Sunday, May 20, 2018

New Zealand Euthanasia Bill Delayed by Mass Replies

Raymond Huo, MP
An unprecedented surge in public submissions has seen a bill legalising voluntary [and non-voluntary] euthanasia in New Zealand pushed back until next year.

SBS News - An unprecedented outpouring of feedback about a bill legalising euthanasia in New Zealand has seen a potential law change delayed.

The parliamentary committee considering the controversial End of Life Change Bill - which would give people with "a terminal illness or a grievous and irremediable medical condition" the option of assisted dying - has received more than 35,000 submissions already.
Should euthanasia or assisted suicide be legal?

The committee looking at the replies has now announced, with public hearings starting on Monday, that it might not report back to parliament until March next year.

"The justice committee intends to hear from all submitters who have asked to be heard," committee chair Raymond Huo said.

"The committee could not have done the submitters justice if we had refused to travel or hear everyone who asked to be heard."

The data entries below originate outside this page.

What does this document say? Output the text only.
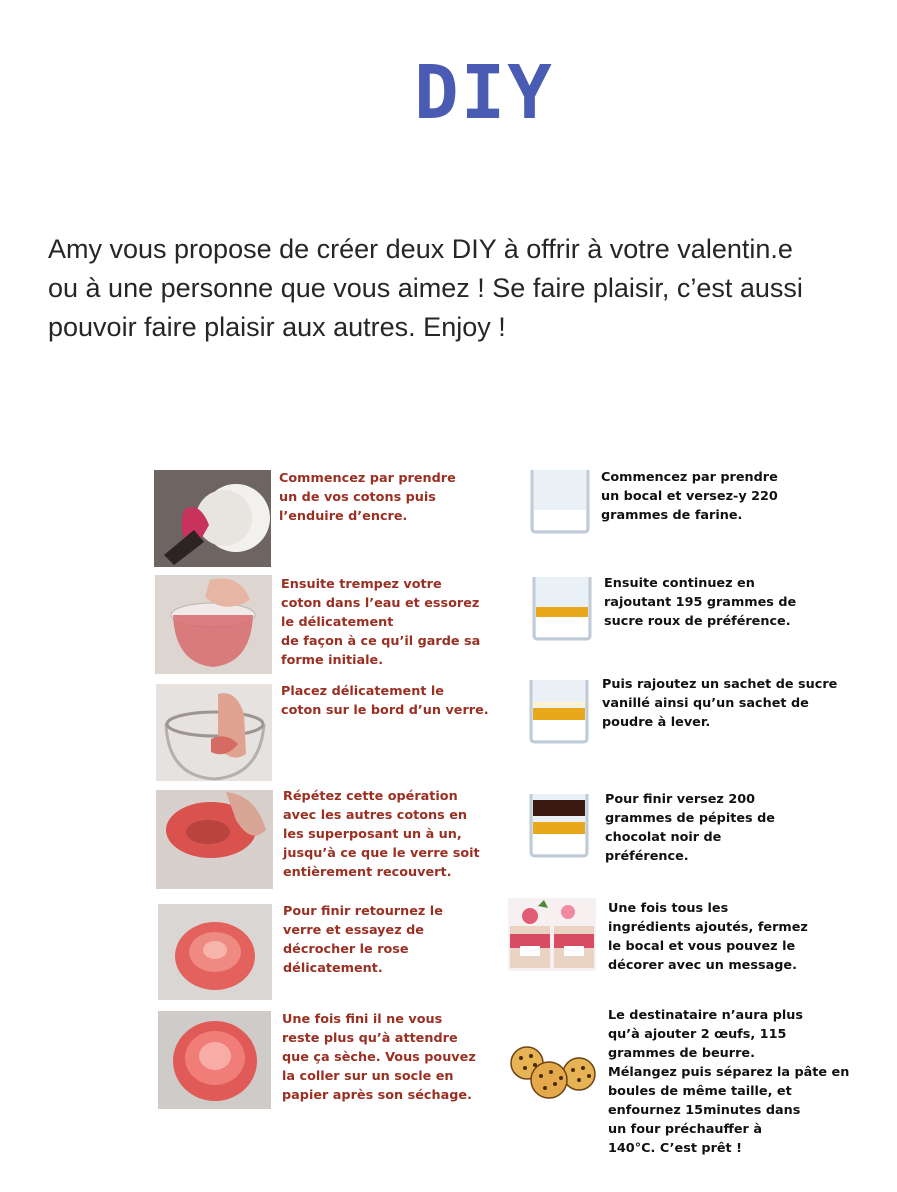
DIY
Amy vous propose de créer deux DIY à offrir à votre valentin.e
ou à une personne que vous aimez ! Se faire plaisir, c’est aussi
pouvoir faire plaisir aux autres. Enjoy !
Commencez par prendre
un de vos cotons puis
l’enduire d’encre.
Ensuite trempez votre
coton dans l’eau et essorez
le délicatement
de façon à ce qu’il garde sa
forme initiale.
Placez délicatement le
coton sur le bord d’un verre.
Répétez cette opération
avec les autres cotons en
les superposant un à un,
jusqu’à ce que le verre soit
entièrement recouvert.
Pour finir retournez le
verre et essayez de
décrocher le rose
délicatement.
Une fois fini il ne vous
reste plus qu’à attendre
que ça sèche. Vous pouvez
la coller sur un socle en
papier après son séchage.
Commencez par prendre
un bocal et versez-y 220
grammes de farine.
Ensuite continuez en
rajoutant 195 grammes de
sucre roux de préférence.
Puis rajoutez un sachet de sucre
vanillé ainsi qu’un sachet de
poudre à lever.
Pour finir versez 200
grammes de pépites de
chocolat noir de
préférence.
Une fois tous les
ingrédients ajoutés, fermez
le bocal et vous pouvez le
décorer avec un message.
Le destinataire n’aura plus
qu’à ajouter 2 œufs, 115
grammes de beurre.
Mélangez puis séparez la pâte en
boules de même taille, et
enfournez 15minutes dans
un four préchauffer à
140°C. C’est prêt !
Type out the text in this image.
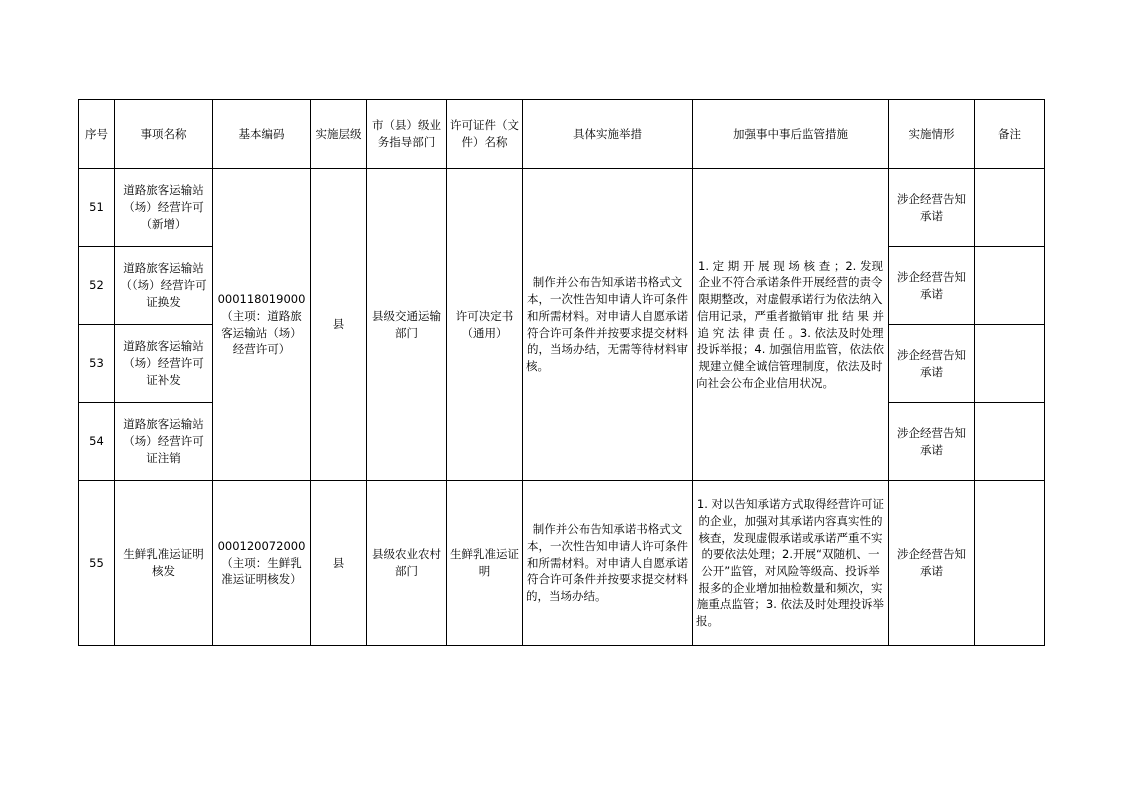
序号	事项名称	基本编码	实施层级	市（县）级业务指导部门	许可证件（文件）名称	具体实施举措	加强事中事后监管措施	实施情形	备注
51	道路旅客运输站（场）经营许可（新增）	000118019000（主项：道路旅客运输站（场）经营许可）	县	县级交通运输部门	许可决定书（通用）	制作并公布告知承诺书格式文本，一次性告知申请人许可条件和所需材料。对申请人自愿承诺符合许可条件并按要求提交材料的，当场办结，无需等待材料审核。	1. 定 期 开 展 现 场 核 查 ；2. 发现企业不符合承诺条件开展经营的责令限期整改，对虚假承诺行为依法纳入信用记录，严重者撤销审 批 结 果 并 追 究 法 律 责 任 。3. 依法及时处理投诉举报；4. 加强信用监管，依法依规建立健全诚信管理制度，依法及时向社会公布企业信用状况。	涉企经营告知承诺	
52	道路旅客运输站（（场）经营许可证换发							涉企经营告知承诺	
53	道路旅客运输站（场）经营许可证补发							涉企经营告知承诺	
54	道路旅客运输站（场）经营许可证注销							涉企经营告知承诺	
55	生鲜乳准运证明核发	000120072000（主项：生鲜乳准运证明核发）	县	县级农业农村部门	生鲜乳准运证明	制作并公布告知承诺书格式文本，一次性告知申请人许可条件和所需材料。对申请人自愿承诺符合许可条件并按要求提交材料的，当场办结。	1. 对以告知承诺方式取得经营许可证的企业，加强对其承诺内容真实性的核查，发现虚假承诺或承诺严重不实的要依法处理；2.开展“双随机、一公开”监管，对风险等级高、投诉举报多的企业增加抽检数量和频次，实施重点监管；3. 依法及时处理投诉举报。	涉企经营告知承诺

The bill - drafted by the libertarian ACT Party - passed its first reading in parliament by 76 votes to 44 but may face a tougher time in the second, with some politicians and disability advocates raising concerns about whether it's too broad in its criteria.

The proposed law has prompted heated arguments from both sides and the committee also been asked to consider the possibility of a binding referendum on the issue.

A Joint Select Committee in West Australia is currently deciding whether the state should follow in the footsteps of Victoria, which introduced voluntary [and non-voluntary] euthanasia legislation in November.